Up Close?And?Personal With Fruit Flies
This is the time of year when old tomatoes, peaches or spoiling bananas sit on the kitchen counters at home. Our home being no exception, fruit flies become so plentiful I decided to investigate their life cycle.
I set out to capture several flies so they could be photographed to illustrate this article. An extremely fine mesh net I had make many years ago to catch butterflies was put to the test. Initially, I captured two flies only to watch them wiggle through the net and quickly disappear. Finally, I discovered after netting one, that if the net was placed on the counter with a glass jar over the fly and net, I could watch the fly escape into my jar to be photographed later. A feeling of admiration for these pesky insects overcame me so I affectionately considered them tiny rascals.
My wife knows fruit flies can be attracted to a solution of vinegar and dishwashing detergent. Normal water surface tension supports and allows some insects like water spiders to walk on water without their legs breaking through the water surface. Since detergent decreases water surface tension, when the fly lands on the solution its legs sink into the vinegar where it drowns.
Interestingly, I learned the common fruit fly present in this country is actually a vinegar fly called, “Drosophila melanogaster.” True fruit flies differ from the common vinegar fly in that true female fruit flies puncture fresh healthy fruit to deposit eggs. The eggs develop into tiny maggot-like larvae which burrow into fruit. Microorganisms like bacteria and fungi enter the pathway made by the larvae to feed on the fruit. The larvae of the fruit fly actually eat the microorganisms and not the fruit. By contrast, the common vinegar fly female lays her eggs on decaying or spoiled fruit. The decay and spoilage process occurs as a result of microorganism (bacteria and fungi) action, hence, the vinegar fly larvae will feed on available microorganisms but not on the fruit itself. Just this week I noticed small larvae wallowing in spoiled cherry tomato juice on the bottom of a wooden quart container in my kitchen.
Vinegar flies are considered harmless, but the text book, “The Common Insects of North America,” states that swallowing the larvae of flies may cause myiasis, a disease of the body cavities cause by the larvae of flies, so spoiled fruit should be disposed of.
The common vinegar fly is considered a most well known organism since it is found wherever spoiled fruit exists throughout the world. Its habitat is considered cosmopolitan. Close-up, the vinegar fly has two wings overlapping the body. The adult fly measures 2.5mm in length while the larva is 5mm in size. When observed under a magnifying lens or through the macro camera lens, yellow and black bands on the abdomen and the bright red eyes create a dapper appearance.

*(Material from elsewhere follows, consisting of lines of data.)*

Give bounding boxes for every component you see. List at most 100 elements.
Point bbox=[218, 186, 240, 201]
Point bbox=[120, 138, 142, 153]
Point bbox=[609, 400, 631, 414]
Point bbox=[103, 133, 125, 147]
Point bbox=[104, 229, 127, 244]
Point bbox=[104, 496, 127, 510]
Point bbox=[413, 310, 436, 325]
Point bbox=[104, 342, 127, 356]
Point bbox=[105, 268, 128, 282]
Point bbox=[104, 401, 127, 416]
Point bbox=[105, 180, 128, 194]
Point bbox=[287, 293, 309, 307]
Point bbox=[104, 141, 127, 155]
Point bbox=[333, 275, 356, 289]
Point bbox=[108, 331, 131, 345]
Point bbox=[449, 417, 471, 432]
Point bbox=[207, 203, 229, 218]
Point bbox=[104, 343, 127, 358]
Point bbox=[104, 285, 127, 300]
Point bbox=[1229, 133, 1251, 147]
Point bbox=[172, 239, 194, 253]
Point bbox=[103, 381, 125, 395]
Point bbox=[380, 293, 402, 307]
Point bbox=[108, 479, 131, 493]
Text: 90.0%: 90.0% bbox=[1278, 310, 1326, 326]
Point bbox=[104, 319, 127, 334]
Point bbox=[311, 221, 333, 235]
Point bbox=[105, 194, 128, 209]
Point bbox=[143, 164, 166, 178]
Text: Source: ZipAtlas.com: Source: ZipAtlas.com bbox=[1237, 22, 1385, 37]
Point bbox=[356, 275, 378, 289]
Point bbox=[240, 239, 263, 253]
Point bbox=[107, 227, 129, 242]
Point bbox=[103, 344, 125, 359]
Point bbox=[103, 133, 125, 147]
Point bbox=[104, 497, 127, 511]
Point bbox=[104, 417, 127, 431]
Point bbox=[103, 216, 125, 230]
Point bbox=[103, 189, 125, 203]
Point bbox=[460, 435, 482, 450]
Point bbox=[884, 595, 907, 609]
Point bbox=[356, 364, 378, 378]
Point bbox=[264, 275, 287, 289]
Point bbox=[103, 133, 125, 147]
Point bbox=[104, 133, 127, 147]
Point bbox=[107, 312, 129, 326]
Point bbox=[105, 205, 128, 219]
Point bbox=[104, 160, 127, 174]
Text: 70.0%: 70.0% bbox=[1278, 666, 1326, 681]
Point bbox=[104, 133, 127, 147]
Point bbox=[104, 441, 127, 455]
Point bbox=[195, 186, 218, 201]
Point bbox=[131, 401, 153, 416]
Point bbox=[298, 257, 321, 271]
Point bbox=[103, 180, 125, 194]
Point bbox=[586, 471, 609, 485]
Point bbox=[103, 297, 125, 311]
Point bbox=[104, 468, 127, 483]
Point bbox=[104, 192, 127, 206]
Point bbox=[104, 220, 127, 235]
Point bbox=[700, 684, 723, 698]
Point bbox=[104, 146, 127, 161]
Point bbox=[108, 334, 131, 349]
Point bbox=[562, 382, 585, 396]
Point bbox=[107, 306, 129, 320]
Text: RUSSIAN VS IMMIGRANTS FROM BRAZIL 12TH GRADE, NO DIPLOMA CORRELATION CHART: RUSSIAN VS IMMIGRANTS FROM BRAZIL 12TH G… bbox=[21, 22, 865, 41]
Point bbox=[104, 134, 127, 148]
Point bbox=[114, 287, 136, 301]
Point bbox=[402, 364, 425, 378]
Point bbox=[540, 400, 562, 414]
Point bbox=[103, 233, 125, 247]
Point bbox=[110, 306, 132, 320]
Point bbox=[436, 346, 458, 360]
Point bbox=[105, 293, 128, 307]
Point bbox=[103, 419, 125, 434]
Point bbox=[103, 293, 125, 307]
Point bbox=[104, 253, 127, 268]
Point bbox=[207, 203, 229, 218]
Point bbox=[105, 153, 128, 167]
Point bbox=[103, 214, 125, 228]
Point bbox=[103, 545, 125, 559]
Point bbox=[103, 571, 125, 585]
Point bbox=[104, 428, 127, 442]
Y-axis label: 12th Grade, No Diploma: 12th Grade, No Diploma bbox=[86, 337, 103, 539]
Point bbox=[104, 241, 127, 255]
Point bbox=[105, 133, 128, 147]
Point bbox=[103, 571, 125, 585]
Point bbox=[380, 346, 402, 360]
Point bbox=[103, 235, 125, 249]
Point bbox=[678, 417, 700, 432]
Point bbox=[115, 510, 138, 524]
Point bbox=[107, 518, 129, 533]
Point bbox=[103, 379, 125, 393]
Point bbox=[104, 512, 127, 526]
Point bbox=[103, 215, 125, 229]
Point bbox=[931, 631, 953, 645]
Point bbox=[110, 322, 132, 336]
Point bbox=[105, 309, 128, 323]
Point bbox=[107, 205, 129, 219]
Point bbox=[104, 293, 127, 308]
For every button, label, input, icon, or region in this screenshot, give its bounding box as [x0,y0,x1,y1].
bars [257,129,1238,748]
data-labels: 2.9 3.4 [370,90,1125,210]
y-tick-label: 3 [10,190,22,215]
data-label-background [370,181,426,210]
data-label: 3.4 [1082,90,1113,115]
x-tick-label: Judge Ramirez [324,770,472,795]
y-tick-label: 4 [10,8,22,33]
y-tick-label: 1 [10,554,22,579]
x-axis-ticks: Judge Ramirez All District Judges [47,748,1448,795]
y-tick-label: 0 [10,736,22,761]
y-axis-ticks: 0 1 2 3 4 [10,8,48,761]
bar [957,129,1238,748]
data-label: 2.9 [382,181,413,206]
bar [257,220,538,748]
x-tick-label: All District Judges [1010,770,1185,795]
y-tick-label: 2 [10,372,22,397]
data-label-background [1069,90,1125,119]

The female vinegar fly may lay up to 2,000 eggs which develop into mature adults in 2-3 weeks. Since the vinegar fly is easy to grow on laboratory food medium, has a rapid short life cycle, and is prolific with 20 generations in one year, the species has been used for laboratory experiments in genetics and molecular biology for 90 years.
It has been nickname, “the laboratory rat.” In my college genetics class 50 years ago red-eyed vinegar flies were mated with brown-eyed vinegar flies to observe the number of red- and brown-eyed offspring which taught dominant and recessive gene expression. In the 1920s vinegar flies were exposed to x-ray radiation to cause gene mutation. These experiments contributed to knowledge of the molecular and chemical composition of genes on chromosomes of the vinegar fly.
The tiny rascal in the accompanying photograph, while a nuisance in my home has lead scientists to monumental discoveries and understanding of the natural world. Try capturing one of these vinegar flies in a jar, then observe it close-up under a magnifying lens. The vinegar fly is beautiful.